Needless to say, the commodification of Christianity is an old phenomenon—and a central one in American life past and present. Yet the frightening scope and depth of this commercialization of Christianity is new. There is no doubt that the churches reflect and refract the larger market-driven nihilism of our society and world.
Yet it is the nearly wholesale eclipse of nonmarket values and visions—of love, justice, compassion, and kindness to strangers—that is terrifying. Where are the Christian voices outraged at the greed of corporate elites while millions of children live in poverty? Do American Christians even know that the three richest men in the world have more wealth than the combined gross domestic product of the bottom forty-eight countries or that the personal wealth of the 225 richest individuals is equal to the annual income of the poorest 47 percent of the entire world’s population? Philanthropy is fine, but what of justice, institutional fairness, and structural accountability?
There are, however, groups of prophetic Christians who are taking up the challenge of confronting the rise of the Christian Right and have realized the necessity of countering those powerful organizations with their own. There is Jim Wallis, who leads the activist group Sojourners; the Reverend James Forbes of Riverside Church in New York City; Sujay Johnson Cook of the Hampton Preachers’ Conference; the Reverend Charles Adams of Hartford Memorial Church in Detroit; the Reverend Jeremiah Wright of Trinity Church in Chicago; Bishop Charles E. Blake of West Angeles Church of God in Christ; the Reverend J. Alfred Smith of Allen Temple in Oakland; and Father Michael Pfleger of Faith Community of Saint Sabina in Chicago. And there are quite a few more.
Yet it is undeniable that the challenge of keeping the prophetic Christian movement vital and vibrant in the age of the American empire is largely unmet as of yet. The pervasive sleepwalking in American churches in regard to social justice is frightening. The
movement led by Martin Luther King Jr.—the legacy of which has been hijacked by imperial Christians—forged the most subtle and significant democratic Christian identity of modern times. And it now lies in ruins. Can prophetic Christians make its dry bones live again?

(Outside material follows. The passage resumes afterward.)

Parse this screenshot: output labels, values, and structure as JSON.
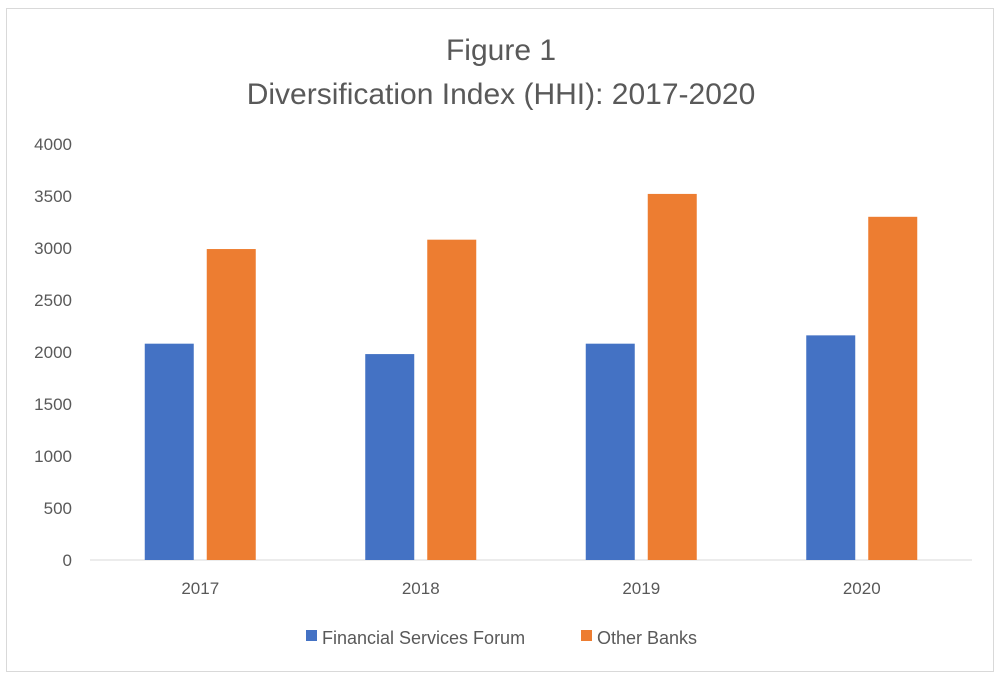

The Constantinian Christianity of the Bush administration—especially of President Bush, Attorney General John Ashcroft, and Congressman Tom DeLay—whatever authentic pietistic dimensions it may have, must not be the model of American Christian identity. Its nihilistic policies and quests for power and might supersede any personal confessions of humility and compassion. Even the most seemingly pious can inflict great harm. Constantine himself flouted his piety even as he continued to dominate and conquer peoples. Yet a purely secular effort against the religious zealotry will never be powerful enough to prevail; it is only with a coalition of the prophetic Christians of all colors, the prophetic Jews and Muslims and Buddhists, and the democratic secularists that we can preserve the American democratic experiment.